John Parker, Honors Faculty Fellow at Barrett, The Honors College at Arizona State University and Edward Hackett, professor in ASU’s School of Human Evolution and Social Change, will lead a two-year study focusing on creative interaction among scientists.

The study, supported by a $250,000 award from the National Science Foundation, will involve placing wearable computers, in the form of necklaces, on scientists who are collaborating in interdisciplinary working groups. This pilot project will utilize a combination of resources from several universities. Parker and Hackett will direct the project, the sensors will come from MIT, and the working groups which they will study – with eight to twelve members - will be from the National Center for Ecological Analysis and Synthesis at the University of California in Santa Barbara, the National Evolutionary Synthesis Center in Durham, North Carolina, and several international research centers.

The computers, called sociometric sensors, are outfitted with infrared transceivers, accelerometers, and microphones, and track how scientists interact with each other quantitatively and in real time, Parker said. The neck-worn devices measure the duration, timing, volume, and pitch of participants’ speech, their physical movement and face-to-face orientation, as well as how many times and for how long they interact with each other.  The nature of the work group interactions, including patterns of activity, emotional energy, gender, nationality, seniority, and expertise will be observed and documented. Participants will be interviewed throughout the study.

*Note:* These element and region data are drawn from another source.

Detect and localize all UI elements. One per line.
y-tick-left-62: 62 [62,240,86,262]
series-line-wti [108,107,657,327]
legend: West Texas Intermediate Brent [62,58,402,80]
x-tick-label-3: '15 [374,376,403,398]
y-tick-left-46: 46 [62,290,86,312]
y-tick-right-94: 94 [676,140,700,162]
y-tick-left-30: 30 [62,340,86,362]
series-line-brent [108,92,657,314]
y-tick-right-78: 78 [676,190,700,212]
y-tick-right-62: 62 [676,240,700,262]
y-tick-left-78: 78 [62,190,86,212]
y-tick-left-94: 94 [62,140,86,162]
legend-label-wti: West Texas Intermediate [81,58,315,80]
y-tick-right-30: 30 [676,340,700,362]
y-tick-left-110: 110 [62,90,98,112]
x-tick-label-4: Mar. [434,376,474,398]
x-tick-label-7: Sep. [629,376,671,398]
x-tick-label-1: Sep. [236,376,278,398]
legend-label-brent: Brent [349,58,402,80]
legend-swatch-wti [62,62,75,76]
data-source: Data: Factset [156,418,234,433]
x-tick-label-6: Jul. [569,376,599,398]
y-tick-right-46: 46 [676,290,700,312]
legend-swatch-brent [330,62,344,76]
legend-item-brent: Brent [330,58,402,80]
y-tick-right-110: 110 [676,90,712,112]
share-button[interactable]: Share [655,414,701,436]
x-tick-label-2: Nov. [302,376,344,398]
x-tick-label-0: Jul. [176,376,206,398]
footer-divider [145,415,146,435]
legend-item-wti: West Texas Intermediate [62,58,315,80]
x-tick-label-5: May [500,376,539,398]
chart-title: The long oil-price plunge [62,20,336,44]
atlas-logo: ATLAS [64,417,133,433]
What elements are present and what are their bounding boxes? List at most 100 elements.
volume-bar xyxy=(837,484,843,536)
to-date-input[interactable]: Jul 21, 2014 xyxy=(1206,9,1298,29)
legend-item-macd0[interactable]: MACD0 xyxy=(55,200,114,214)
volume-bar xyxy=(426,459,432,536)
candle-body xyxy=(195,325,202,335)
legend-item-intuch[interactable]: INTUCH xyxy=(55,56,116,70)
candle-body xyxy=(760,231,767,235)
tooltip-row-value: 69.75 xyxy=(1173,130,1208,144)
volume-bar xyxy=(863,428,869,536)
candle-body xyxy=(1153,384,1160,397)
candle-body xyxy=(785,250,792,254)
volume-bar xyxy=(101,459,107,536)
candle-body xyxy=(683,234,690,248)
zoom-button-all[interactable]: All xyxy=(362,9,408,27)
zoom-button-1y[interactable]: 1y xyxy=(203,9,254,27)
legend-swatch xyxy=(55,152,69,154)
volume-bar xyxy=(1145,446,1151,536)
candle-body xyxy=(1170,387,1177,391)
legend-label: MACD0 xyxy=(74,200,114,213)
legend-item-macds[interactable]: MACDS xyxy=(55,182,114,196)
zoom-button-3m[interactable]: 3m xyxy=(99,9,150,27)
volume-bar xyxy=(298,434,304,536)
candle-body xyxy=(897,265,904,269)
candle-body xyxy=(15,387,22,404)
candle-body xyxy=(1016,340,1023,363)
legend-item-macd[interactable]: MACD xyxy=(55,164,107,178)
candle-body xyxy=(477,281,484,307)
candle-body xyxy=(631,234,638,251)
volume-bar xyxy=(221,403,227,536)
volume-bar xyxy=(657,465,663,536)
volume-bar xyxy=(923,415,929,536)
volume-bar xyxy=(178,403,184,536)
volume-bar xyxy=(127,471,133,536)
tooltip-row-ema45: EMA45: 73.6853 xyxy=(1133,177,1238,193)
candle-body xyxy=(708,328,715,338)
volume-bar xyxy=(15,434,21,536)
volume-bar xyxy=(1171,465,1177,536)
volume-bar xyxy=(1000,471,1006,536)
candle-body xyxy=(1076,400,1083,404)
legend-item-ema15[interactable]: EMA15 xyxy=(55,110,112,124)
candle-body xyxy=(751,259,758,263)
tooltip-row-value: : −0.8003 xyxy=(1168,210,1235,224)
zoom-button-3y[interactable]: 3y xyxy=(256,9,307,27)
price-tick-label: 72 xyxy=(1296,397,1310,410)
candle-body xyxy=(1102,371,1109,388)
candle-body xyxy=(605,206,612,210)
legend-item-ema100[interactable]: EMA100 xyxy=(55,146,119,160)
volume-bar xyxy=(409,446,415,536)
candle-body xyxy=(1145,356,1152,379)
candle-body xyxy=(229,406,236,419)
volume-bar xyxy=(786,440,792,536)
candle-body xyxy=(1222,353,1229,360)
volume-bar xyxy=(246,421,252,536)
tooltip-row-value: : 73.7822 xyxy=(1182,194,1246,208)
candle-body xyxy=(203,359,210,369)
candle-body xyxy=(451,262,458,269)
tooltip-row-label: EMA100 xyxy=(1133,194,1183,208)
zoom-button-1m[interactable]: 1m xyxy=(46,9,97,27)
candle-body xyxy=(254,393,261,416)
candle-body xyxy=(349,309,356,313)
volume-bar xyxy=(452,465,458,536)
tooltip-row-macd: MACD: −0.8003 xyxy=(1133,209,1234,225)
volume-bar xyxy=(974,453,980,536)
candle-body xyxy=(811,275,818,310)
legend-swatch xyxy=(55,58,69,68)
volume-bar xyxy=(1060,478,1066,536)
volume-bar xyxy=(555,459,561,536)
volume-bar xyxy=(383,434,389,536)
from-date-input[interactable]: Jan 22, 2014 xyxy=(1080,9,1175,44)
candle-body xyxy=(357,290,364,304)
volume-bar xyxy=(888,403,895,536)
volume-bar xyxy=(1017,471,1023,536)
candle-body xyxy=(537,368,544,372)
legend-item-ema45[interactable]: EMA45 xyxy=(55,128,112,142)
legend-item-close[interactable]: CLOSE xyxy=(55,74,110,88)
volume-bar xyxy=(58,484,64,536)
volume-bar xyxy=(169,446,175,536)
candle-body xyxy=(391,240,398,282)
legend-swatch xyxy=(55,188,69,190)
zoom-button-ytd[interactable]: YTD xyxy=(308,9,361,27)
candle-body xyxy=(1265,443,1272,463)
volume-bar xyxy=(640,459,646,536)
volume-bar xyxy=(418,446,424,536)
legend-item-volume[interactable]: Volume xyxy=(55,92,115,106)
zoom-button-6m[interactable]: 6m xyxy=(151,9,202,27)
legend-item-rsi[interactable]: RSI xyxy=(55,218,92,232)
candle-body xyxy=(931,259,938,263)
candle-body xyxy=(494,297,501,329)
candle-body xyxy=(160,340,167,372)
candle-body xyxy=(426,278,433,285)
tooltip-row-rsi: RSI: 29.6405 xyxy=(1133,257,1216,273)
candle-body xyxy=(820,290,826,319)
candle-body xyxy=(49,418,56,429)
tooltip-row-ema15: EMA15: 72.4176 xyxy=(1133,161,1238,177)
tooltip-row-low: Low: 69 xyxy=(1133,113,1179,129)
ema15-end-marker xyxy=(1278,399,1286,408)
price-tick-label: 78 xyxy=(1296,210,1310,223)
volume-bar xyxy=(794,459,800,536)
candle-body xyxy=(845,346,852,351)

Questionnaires also will be used.

According to Parker, the idea behind the study is to develop an understanding of how different patterns of organization and interaction influence group performance and creativity, and facilitate deep synthesis of highly diverse scientific theories, concepts and methods.

In their NSF grant proposal Parker and Hackett expressed the goal of their research this way:

“Our main purpose is to build, explore and empirically support an integrative research strategy that will allow us to understand how working groups achieve the unity of purpose, integration of expertise, and intensity and duration of intellectual engagement needed for synthesis.”

“We will examine how social organization, interaction and emotion in research groups give rise to the ideas, methods, commitments and understandings that compose and spread deep originality (potentially transformative research) across a variety of social and intellectual scales.”

The project also has the potential to advance human well-being by working to understand how to best orchestrate highly creative scientific work and link it to broader societal purposes, Parker said.

“This study will not just be accumulating knowledge for knowledge’s sake. We will try to understand how to create an environment and social interactions that facilitate scientific productivity and creativity … how to create conditions that allow scientists and decision makers to collaborate to make the world a better place.”

Parker said he and Hackett intend to publish the results of their research in the future.